When I got back from Flathead Lake this Sunday and fired up my computer, a friend had emailed me this piece from the New York Times' Week in Review section that discusses the political/security implications of the horrible terrorist bombing in London. There are two particularly troubling dynamics laid out in the story: First, Democrats seem as yet unwilling to give voice to the very serious concerns these attacks raise about America's current national security policy. Second, Republicans seem willing to brazenly use this awful tragedy in an effort to pump up President Bush's poll numbers. The result will leave America far less safe than we should be.
The story leads off by quoting a blog entry I did about how the attacks call into question President Bush's whole argument that the war in Iraq means that there is a smaller terrorist threat on America's homeland. The blog post also questioned why, in the wake of 9/11, the President opted to spend more than $300 billion on a war in Iraq, while underfunding homeland security?
These are, of course, legitimate and important questions, especially as our country and England move forward in trying to prevent future attacks. Unfortunately, the Times piece says "elected Democrats are unlikely to cite the London bombings to fault the White House" right now on its national security policy, for fear of seeming too political. That is sad, and frightening.
It should be obvious that questions about misguided national security decisions after a tragic attack aren't political at all - they are substantive and absolutely necessary to securing this country and our allies. If, after an attack, there is no opposition party willing to ask very relevant questions about whether our country is making the right security decisions, how can we ever expect any changes in policy that might make us more safe and might prevent future attacks?
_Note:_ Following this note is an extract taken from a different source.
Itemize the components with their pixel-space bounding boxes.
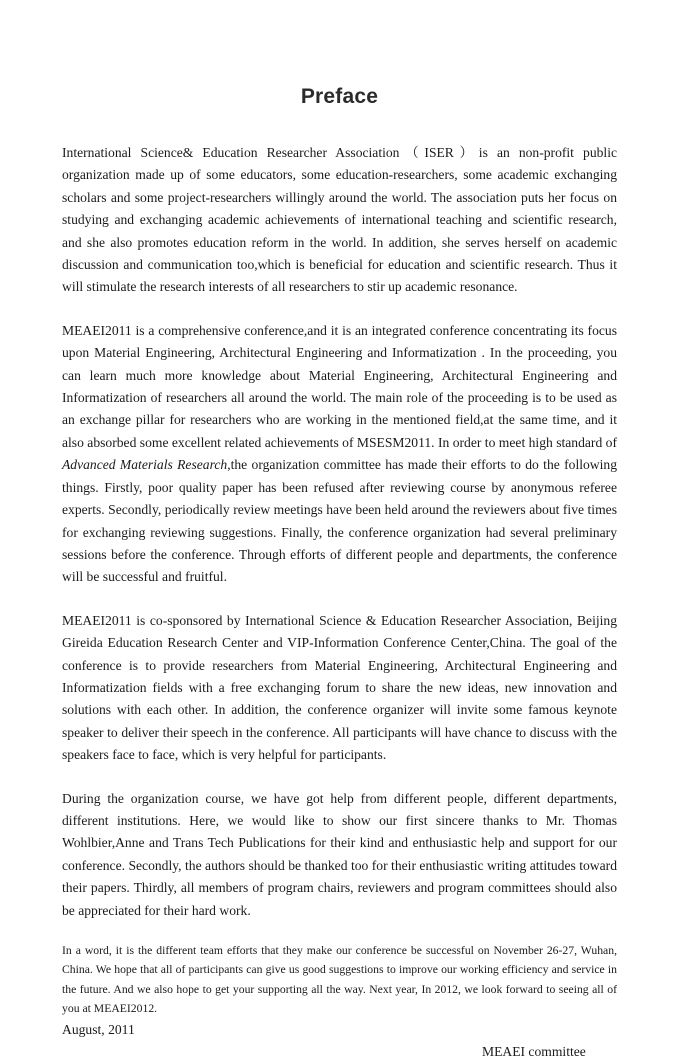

This Democratic cowering, which I wrote about on Friday, is coming at the very same time Republicans are doing everything they can to once again politicize national security, just as they did before the 2002 and 2004 elections. As the Times notes, GOP operatives are out there saying "the bombings will only serve to remind Americans why they returned the president to the White House." This willingness to exploit a tragedy is being legitimated by the likes of Brit Hume and others on Fox News. The right-wing knows that in the absence of Democrats asking serious substantive questions, they can try to turn the horrible tragedy in London into a brazen political opportunity for President Bush, without so much of a peep of criticism, and without anyone asking the substantive national security questions that these attacks raise.
It is true that the Times piece mentions that Democrats are going to raise questions about the Bush administration's negligent underfunding of transit security here in America - and those questions will be a positive step.
But in light of this attack and the Bush administration's CIA director admitting the Iraq War is helping the terrorists, Democrats need to start fundamentally challenging this administration on its entire national security strategy - not just nipping around the edges, and not retreating in fear as they have recently.
This is important not because of any political ramifications for Democrats, but because it is good policy. An America without an opposition party challenging those in power to re-evaluate a clearly dangerous and failing national security strategy is an America that is not doing its best to secure its homefront. And that should be unacceptable to all Americans, regardless of political affiliation.